Hunter-Reay began his career by winning six national karting championships before moving onto the Skip Barber program, where he was Rookie of the Year in the Barber Dodge Pro Series in 2000. He moved to Toyota Atlantic competition in 2002, and led the series with three race wins and three poles. The performance caught the attention of Stefan Johansson, who hired Ryan to drive for his first-year CART team in 2003.
He became the first American rookie in 20 years to win a CART race with a victory in Australia in 2003, then set a series record by leading all 250 laps in a 2004 victory at The Milwaukee Mile. Hunter-Reay made 43 starts over three seasons with two wins, one pole and 18 top 10s. He has spent the past two seasons running part-time in the Rolex Grand American Series, where he co-drove with NASCAR Nextel Cup champion Jimmie Johnson in this year's Rolex 24 At Daytona, as well as in A1GP competition.
From USA Today:
"I've missed open-wheel," said Hunter-Reay, a promising Champ Car driver who lost his ride after the 2005 season due to lack of sponsorship. "Ever since I turned 16, this is what I've wanted to do. These are my roots and I'm going to be with a great team."
Hunter-Reay, 26, won two Champ Car races, but spent most of the last year and half running stock and sports cars.
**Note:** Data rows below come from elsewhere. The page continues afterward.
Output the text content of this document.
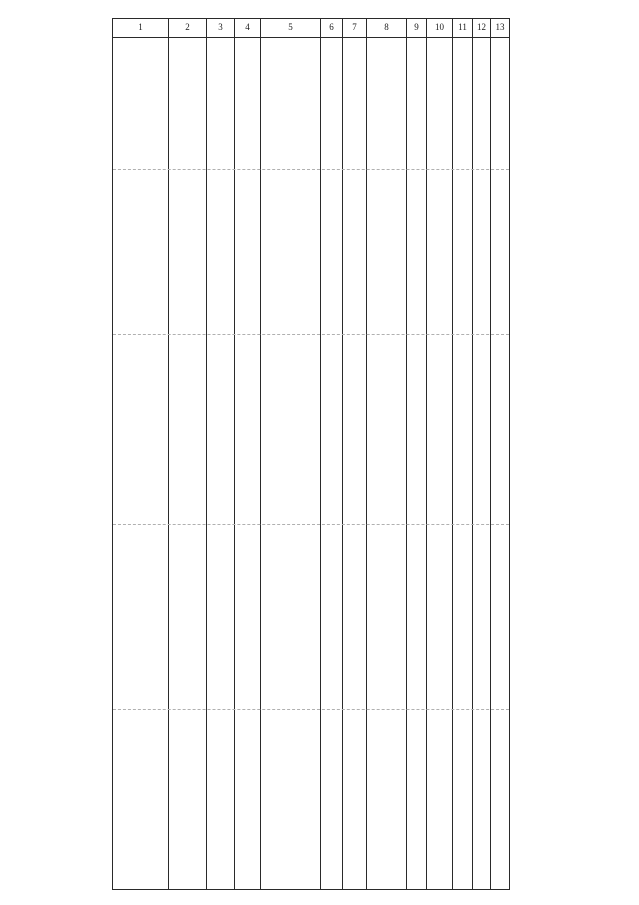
1	2	3	4	5	6	7	8	9	10	11	12	13
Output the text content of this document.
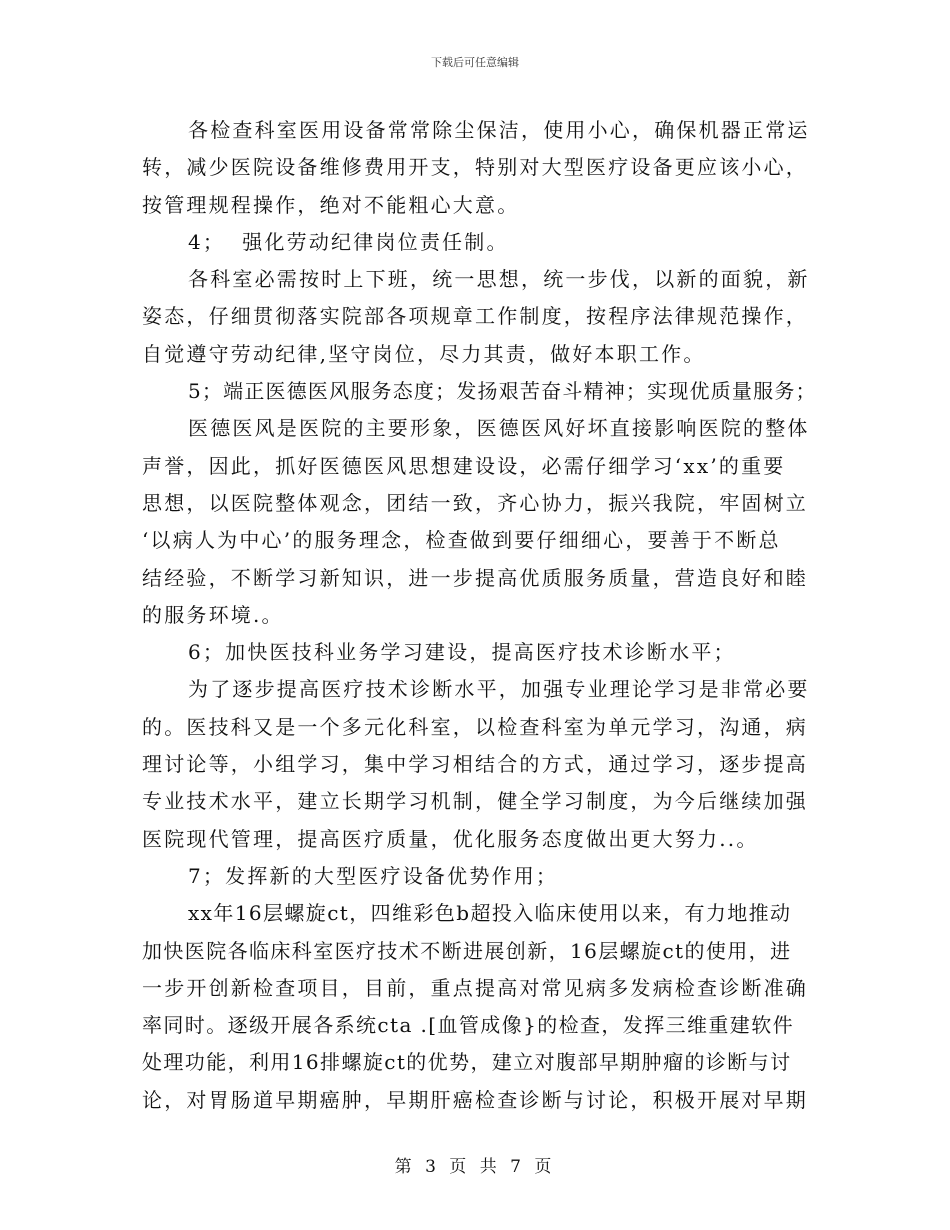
下载后可任意编辑
各检查科室医用设备常常除尘保洁，使用小心，确保机器正常运
转，减少医院设备维修费用开支，特别对大型医疗设备更应该小心，
按管理规程操作，绝对不能粗心大意。
4；  强化劳动纪律岗位责任制。
各科室必需按时上下班，统一思想，统一步伐，以新的面貌，新
姿态，仔细贯彻落实院部各项规章工作制度，按程序法律规范操作，
自觉遵守劳动纪律,坚守岗位，尽力其责，做好本职工作。
5；端正医德医风服务态度；发扬艰苦奋斗精神；实现优质量服务；
医德医风是医院的主要形象，医德医风好坏直接影响医院的整体
声誉，因此，抓好医德医风思想建设设，必需仔细学习‘xx’的重要
思想，以医院整体观念，团结一致，齐心协力，振兴我院，牢固树立
‘以病人为中心’的服务理念，检查做到要仔细细心，要善于不断总
结经验，不断学习新知识，进一步提高优质服务质量，营造良好和睦
的服务环境.。
6；加快医技科业务学习建设，提高医疗技术诊断水平；
为了逐步提高医疗技术诊断水平，加强专业理论学习是非常必要
的。医技科又是一个多元化科室，以检查科室为单元学习，沟通，病
理讨论等，小组学习，集中学习相结合的方式，通过学习，逐步提高
专业技术水平，建立长期学习机制，健全学习制度，为今后继续加强
医院现代管理，提高医疗质量，优化服务态度做出更大努力..。
7；发挥新的大型医疗设备优势作用；
xx年16层螺旋ct，四维彩色b超投入临床使用以来，有力地推动
加快医院各临床科室医疗技术不断进展创新，16层螺旋ct的使用，进
一步开创新检查项目，目前，重点提高对常见病多发病检查诊断准确
率同时。逐级开展各系统cta .[血管成像}的检查，发挥三维重建软件
处理功能，利用16排螺旋ct的优势，建立对腹部早期肿瘤的诊断与讨
论，对胃肠道早期癌肿，早期肝癌检查诊断与讨论，积极开展对早期
第 3 页 共 7 页
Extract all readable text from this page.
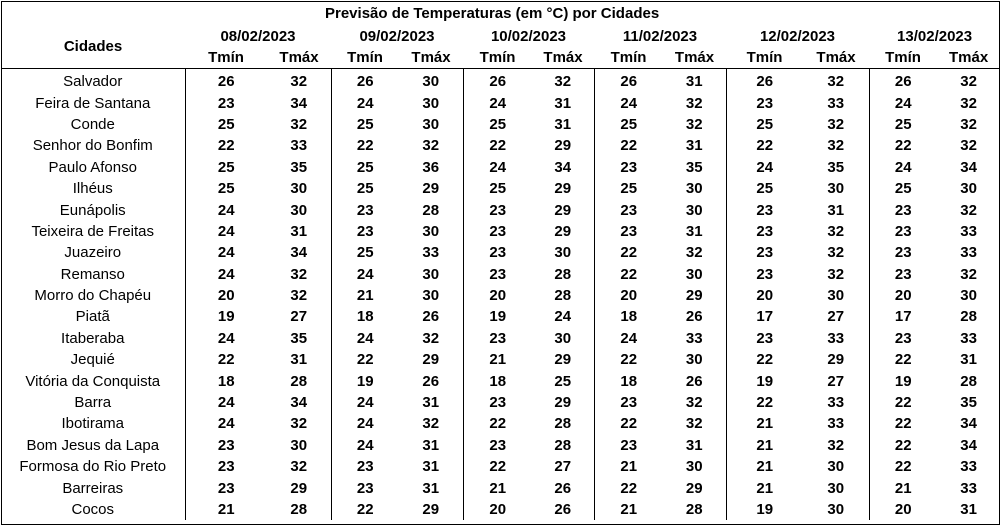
	Previsão de Temperaturas (em °C) por Cidades											
Cidades	08/02/2023		09/02/2023		10/02/2023		11/02/2023		12/02/2023		13/02/2023	
	Tmín	Tmáx	Tmín	Tmáx	Tmín	Tmáx	Tmín	Tmáx	Tmín	Tmáx	Tmín	Tmáx
Salvador	26	32	26	30	26	32	26	31	26	32	26	32
Feira de Santana	23	34	24	30	24	31	24	32	23	33	24	32
Conde	25	32	25	30	25	31	25	32	25	32	25	32
Senhor do Bonfim	22	33	22	32	22	29	22	31	22	32	22	32
Paulo Afonso	25	35	25	36	24	34	23	35	24	35	24	34
Ilhéus	25	30	25	29	25	29	25	30	25	30	25	30
Eunápolis	24	30	23	28	23	29	23	30	23	31	23	32
Teixeira de Freitas	24	31	23	30	23	29	23	31	23	32	23	33
Juazeiro	24	34	25	33	23	30	22	32	23	32	23	33
Remanso	24	32	24	30	23	28	22	30	23	32	23	32
Morro do Chapéu	20	32	21	30	20	28	20	29	20	30	20	30
Piatã	19	27	18	26	19	24	18	26	17	27	17	28
Itaberaba	24	35	24	32	23	30	24	33	23	33	23	33
Jequié	22	31	22	29	21	29	22	30	22	29	22	31
Vitória da Conquista	18	28	19	26	18	25	18	26	19	27	19	28
Barra	24	34	24	31	23	29	23	32	22	33	22	35
Ibotirama	24	32	24	32	22	28	22	32	21	33	22	34
Bom Jesus da Lapa	23	30	24	31	23	28	23	31	21	32	22	34
Formosa do Rio Preto	23	32	23	31	22	27	21	30	21	30	22	33
Barreiras	23	29	23	31	21	26	22	29	21	30	21	33
Cocos	21	28	22	29	20	26	21	28	19	30	20	31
He was slated to make his first NASCAR start with Robby Gordon Motorsports at Watkins Glen, N.Y., next month before talks with team owner Bobby Rahal heated up in the recent days.
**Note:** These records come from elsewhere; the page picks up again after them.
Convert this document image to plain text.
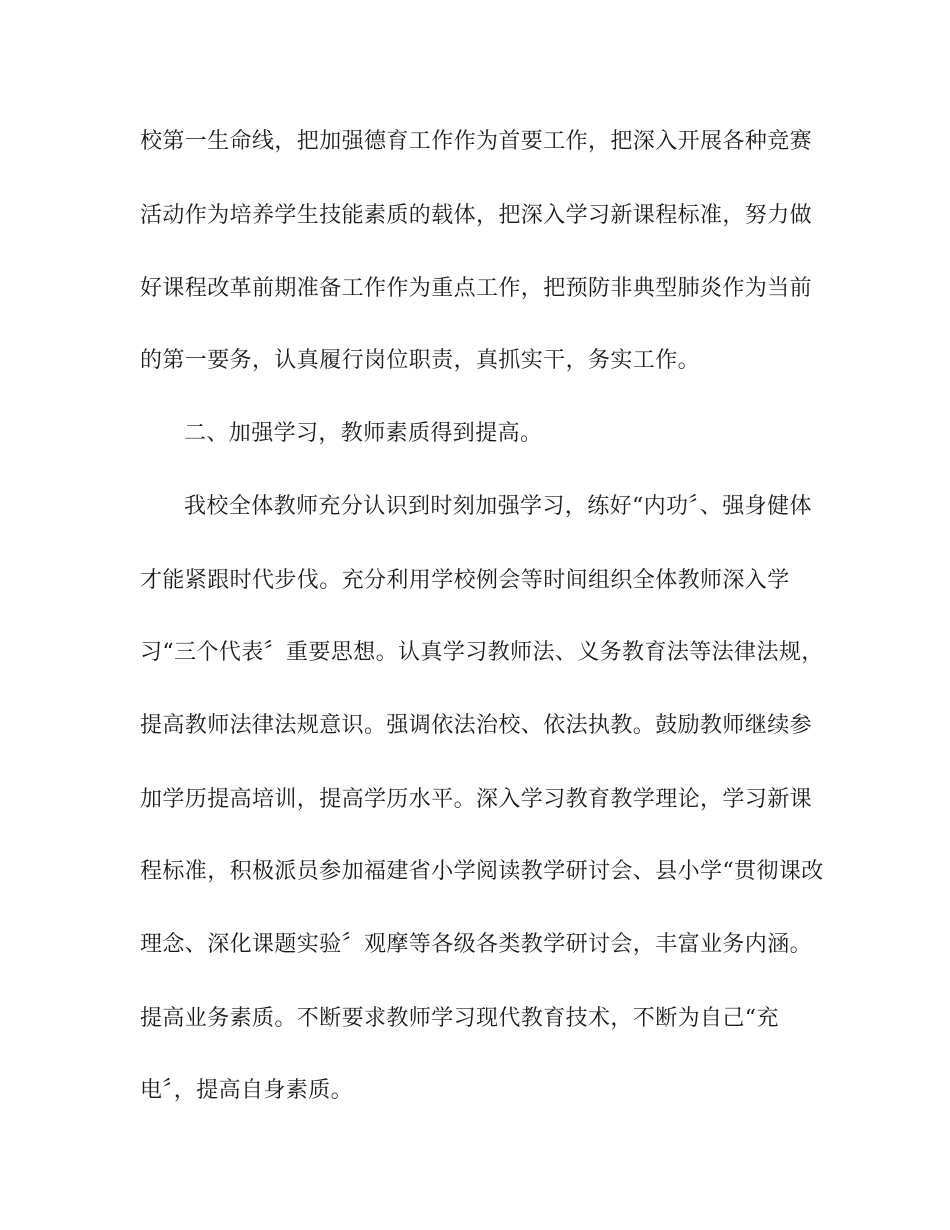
校第一生命线，把加强德育工作作为首要工作，把深入开展各种竞赛

活动作为培养学生技能素质的载体，把深入学习新课程标准，努力做

好课程改革前期准备工作作为重点工作，把预防非典型肺炎作为当前

的第一要务，认真履行岗位职责，真抓实干，务实工作。

二、加强学习，教师素质得到提高。

我校全体教师充分认识到时刻加强学习，练好“内功〞、强身健体

才能紧跟时代步伐。充分利用学校例会等时间组织全体教师深入学

习“三个代表〞重要思想。认真学习教师法、义务教育法等法律法规，

提高教师法律法规意识。强调依法治校、依法执教。鼓励教师继续参

加学历提高培训，提高学历水平。深入学习教育教学理论，学习新课

程标准，积极派员参加福建省小学阅读教学研讨会、县小学“贯彻课改

理念、深化课题实验〞观摩等各级各类教学研讨会，丰富业务内涵。

提高业务素质。不断要求教师学习现代教育技术，不断为自己“充

电〞，提高自身素质。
From the Columbus Dispatch:
"It just wasn't working with Jeff, and rather than wait till the end of the year, I certainly hope that Ryan will do what we think he can do," Rahal said. "We've got six races left and I think Ryan can push the envelope for us, and I think raise the game for the whole team."
The status of the other driver at Rahal Letterman Racing, Scott Sharp, was not affected.